What makes it differentiated
| Dimension | Typical SGEMM demo | This repository |
|---|---|---|
| Learning structure | One or two kernels without clear progression | Five-stage kernel ladder with explicit learning intent |
| Correctness discipline | Spot-check outputs or no clear oracle | cuBLAS-backed verification with separate FP32/WMMA tolerance policy |
| Performance claims | Single number without context | End-to-end and compute-only labels, plus scope boundaries |
| Engineering governance | Docs and code can drift | OpenSpec-driven alignment for docs, workflow, and requirements |
| Interview readiness | Hard to narrate as engineering story | Dedicated interview playbook and proof-first homepage |
Strengths that interviewers usually value
1) Clear decision chain
The optimization path is not random tuning. It is a sequence of explicit bottlenecks:
- Naive: establish baseline and expose memory bottlenecks
- Tiled: introduce shared-memory reuse
- Bank-Free: reduce bank-conflict penalties with padded layouts
- Double Buffer: overlap memory and compute
- Tensor Core: raise throughput ceiling with mixed precision and guarded fallback
2) Evidence over slogans
Performance and correctness are coupled in public storytelling:
- Benchmark scope is labeled (
end-to-endvscompute-only) - Correctness policy is explicit (different tolerances for FP32 and WMMA)
- Validation boundaries are explicit (CI-safe checks vs local GPU runtime checks)

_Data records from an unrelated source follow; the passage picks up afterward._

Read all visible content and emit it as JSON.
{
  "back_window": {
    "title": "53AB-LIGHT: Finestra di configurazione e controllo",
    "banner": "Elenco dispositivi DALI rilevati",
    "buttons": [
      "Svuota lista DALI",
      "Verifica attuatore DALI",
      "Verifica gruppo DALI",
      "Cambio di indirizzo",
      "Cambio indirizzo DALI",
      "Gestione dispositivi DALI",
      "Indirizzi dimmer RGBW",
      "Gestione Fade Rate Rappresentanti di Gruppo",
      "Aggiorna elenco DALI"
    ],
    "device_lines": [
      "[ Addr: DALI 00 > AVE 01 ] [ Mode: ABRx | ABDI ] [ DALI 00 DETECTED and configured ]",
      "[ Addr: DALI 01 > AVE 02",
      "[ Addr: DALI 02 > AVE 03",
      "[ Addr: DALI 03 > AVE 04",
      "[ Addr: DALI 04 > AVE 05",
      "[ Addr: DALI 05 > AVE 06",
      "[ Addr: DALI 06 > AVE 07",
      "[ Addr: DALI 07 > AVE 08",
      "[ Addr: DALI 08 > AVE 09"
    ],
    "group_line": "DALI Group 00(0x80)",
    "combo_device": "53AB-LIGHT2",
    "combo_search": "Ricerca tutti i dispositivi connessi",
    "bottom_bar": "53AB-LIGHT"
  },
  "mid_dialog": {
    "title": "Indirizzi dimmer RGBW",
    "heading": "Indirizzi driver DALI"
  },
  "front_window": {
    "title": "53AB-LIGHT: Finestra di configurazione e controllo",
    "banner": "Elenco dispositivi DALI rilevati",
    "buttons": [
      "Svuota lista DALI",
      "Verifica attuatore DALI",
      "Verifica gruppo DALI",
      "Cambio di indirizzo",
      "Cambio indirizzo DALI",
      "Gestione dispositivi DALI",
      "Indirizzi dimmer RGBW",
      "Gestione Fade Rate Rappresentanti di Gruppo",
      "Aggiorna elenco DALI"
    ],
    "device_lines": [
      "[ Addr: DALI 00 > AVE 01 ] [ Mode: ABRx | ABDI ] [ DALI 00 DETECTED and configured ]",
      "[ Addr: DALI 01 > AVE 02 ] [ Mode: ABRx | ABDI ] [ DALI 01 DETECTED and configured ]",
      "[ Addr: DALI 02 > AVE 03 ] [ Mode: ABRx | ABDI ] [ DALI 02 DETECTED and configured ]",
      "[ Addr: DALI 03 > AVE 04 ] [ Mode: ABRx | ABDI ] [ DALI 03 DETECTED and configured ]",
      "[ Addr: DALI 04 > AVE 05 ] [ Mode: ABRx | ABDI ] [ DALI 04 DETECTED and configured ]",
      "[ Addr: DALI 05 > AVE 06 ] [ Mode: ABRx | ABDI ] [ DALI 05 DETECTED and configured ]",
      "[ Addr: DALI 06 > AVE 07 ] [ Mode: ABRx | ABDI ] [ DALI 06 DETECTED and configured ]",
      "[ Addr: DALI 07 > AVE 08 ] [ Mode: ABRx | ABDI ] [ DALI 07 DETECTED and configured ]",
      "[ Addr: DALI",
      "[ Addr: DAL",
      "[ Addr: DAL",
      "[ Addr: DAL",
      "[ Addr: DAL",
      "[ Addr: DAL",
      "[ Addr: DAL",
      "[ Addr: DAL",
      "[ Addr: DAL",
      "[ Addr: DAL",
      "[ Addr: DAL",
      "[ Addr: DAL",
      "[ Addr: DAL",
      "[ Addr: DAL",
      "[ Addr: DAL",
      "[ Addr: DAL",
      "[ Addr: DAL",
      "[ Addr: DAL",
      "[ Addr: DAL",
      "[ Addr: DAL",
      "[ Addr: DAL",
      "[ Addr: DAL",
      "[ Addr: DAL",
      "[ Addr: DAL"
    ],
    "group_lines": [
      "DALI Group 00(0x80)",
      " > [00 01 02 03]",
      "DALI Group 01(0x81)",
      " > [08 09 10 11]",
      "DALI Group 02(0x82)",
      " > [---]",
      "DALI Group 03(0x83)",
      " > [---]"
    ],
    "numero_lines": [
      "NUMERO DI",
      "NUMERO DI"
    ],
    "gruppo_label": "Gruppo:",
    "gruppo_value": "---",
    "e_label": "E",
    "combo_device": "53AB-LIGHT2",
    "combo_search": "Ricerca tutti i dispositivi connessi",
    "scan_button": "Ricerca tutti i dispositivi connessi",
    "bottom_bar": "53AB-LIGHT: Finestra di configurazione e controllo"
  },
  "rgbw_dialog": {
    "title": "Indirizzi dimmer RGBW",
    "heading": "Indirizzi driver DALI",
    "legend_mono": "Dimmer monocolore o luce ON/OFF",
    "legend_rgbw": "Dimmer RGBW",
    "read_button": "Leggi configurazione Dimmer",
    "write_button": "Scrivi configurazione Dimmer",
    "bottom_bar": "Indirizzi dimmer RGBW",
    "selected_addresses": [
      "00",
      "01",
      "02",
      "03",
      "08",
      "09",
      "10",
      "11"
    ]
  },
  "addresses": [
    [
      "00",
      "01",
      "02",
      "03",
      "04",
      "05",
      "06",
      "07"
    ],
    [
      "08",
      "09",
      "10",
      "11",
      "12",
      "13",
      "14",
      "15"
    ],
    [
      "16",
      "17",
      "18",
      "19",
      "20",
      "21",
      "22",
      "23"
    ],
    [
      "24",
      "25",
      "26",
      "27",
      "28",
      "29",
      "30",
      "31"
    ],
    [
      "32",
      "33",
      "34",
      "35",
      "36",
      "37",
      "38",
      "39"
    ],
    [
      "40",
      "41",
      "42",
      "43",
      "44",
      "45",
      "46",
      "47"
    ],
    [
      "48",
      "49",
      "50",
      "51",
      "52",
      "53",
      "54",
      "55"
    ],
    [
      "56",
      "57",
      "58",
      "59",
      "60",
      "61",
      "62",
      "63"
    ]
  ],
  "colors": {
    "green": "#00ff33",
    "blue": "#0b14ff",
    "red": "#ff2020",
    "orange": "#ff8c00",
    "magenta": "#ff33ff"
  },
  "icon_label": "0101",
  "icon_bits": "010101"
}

3) Practical engineering boundaries
The project documents what CI can and cannot prove:
- Hosted CI: formatting, compile validity, repository/spec integrity, Pages buildability
- Local GPU machine: runtime correctness verification and performance benchmarking
This boundary is useful in interviews because it demonstrates realistic engineering judgment.
Repository-level quality signals
- Consistent kernel launcher contract for swappability
- RAII-based CUDA resource handling
- Exception-based error reporting
- Bilingual mirrored docs for public accessibility
- OpenSpec-based requirements and change workflow